Another interesting finding to highlight is the identification of lncRNAs in the genome of B. mandrillaris. This type of noncoding RNA has been shown to be significant for its participation in development and physiological processes through its regulation of gene expression61. One of the lncRNAs shared between the ITSON01 and V039 strains was NPPA-AS1. In previous studies, an increase in this type of lncRNA was observed in HCT-8 cells infected with the pathogenic protozoan Cryptosporidium parvum, suggesting that this lncRNA, among others, could be involved in infection with this microorganism62. Regarding the other lncRNAs identified, no function related to infectious diseases is yet known.

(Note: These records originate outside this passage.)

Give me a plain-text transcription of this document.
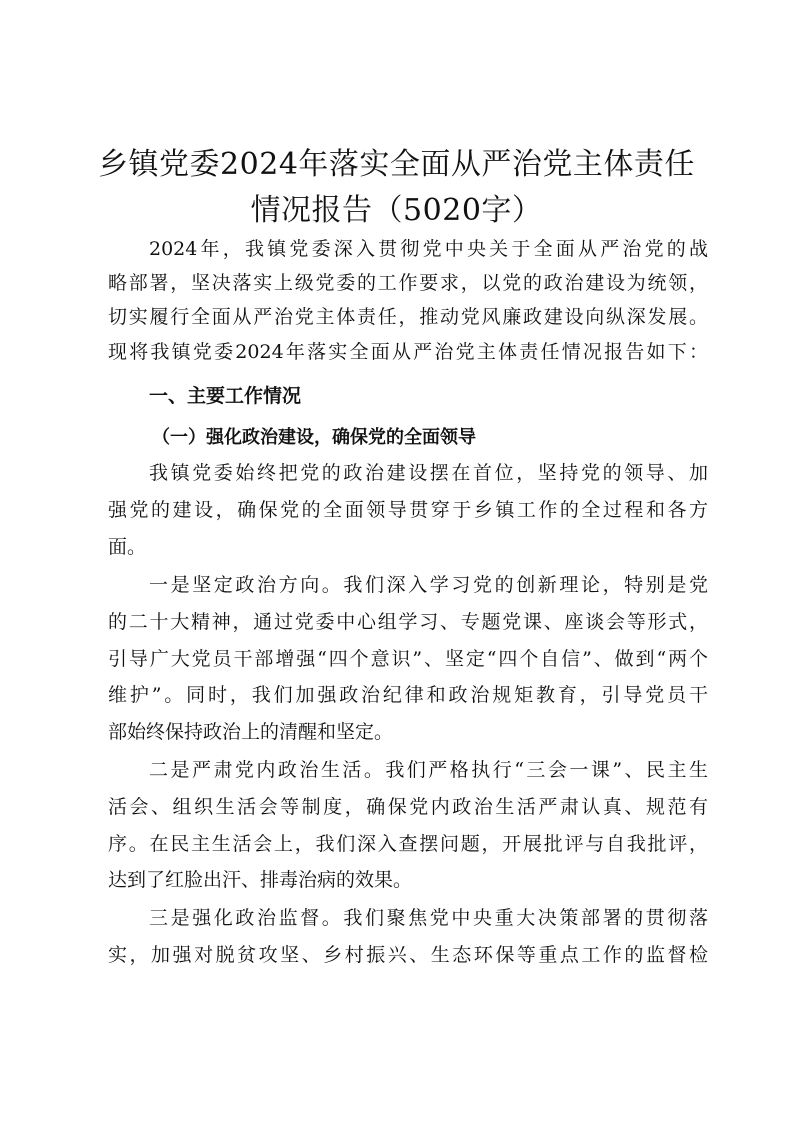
乡镇党委2024年落实全面从严治党主体责任
情况报告（5020字）
2024年，我镇党委深入贯彻党中央关于全面从严治党的战
略部署，坚决落实上级党委的工作要求，以党的政治建设为统领，
切实履行全面从严治党主体责任，推动党风廉政建设向纵深发展。
现将我镇党委2024年落实全面从严治党主体责任情况报告如下：
一、主要工作情况
（一）强化政治建设，确保党的全面领导
我镇党委始终把党的政治建设摆在首位，坚持党的领导、加
强党的建设，确保党的全面领导贯穿于乡镇工作的全过程和各方
面。
一是坚定政治方向。我们深入学习党的创新理论，特别是党
的二十大精神，通过党委中心组学习、专题党课、座谈会等形式，
引导广大党员干部增强“四个意识”、坚定“四个自信”、做到“两个
维护”。同时，我们加强政治纪律和政治规矩教育，引导党员干
部始终保持政治上的清醒和坚定。
二是严肃党内政治生活。我们严格执行“三会一课”、民主生
活会、组织生活会等制度，确保党内政治生活严肃认真、规范有
序。在民主生活会上，我们深入查摆问题，开展批评与自我批评，
达到了红脸出汗、排毒治病的效果。
三是强化政治监督。我们聚焦党中央重大决策部署的贯彻落
实，加强对脱贫攻坚、乡村振兴、生态环保等重点工作的监督检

One aspect to note is that viral lncRNAs have also been attributed the ability to not induce an immune response compared to viral proteins, suggesting that viruses could use them as another strategy to invade their hosts61. Therefore, it is a desirable study area for pathogenic amoebas and other microorganisms capable of producing infections.

Conclusion

In the present study, annotation of the nuclear and mitochondrial genomes of B. mandrillaris was achieved, obtaining valuable information about possible genes involved in the pathogenicity of this protozoan through homologs with other pathogenic protozoan species. However, studies supported in functional genomics to determine genes related to the virulence of this FLA are still lacking. In addition, the comparative genomics of different strains performed in this study helped to identify the homology between strains of target genes for possible treatment against B. mandrillaris infections, which could help in prioritizing the development of treatments for those target sequences presented.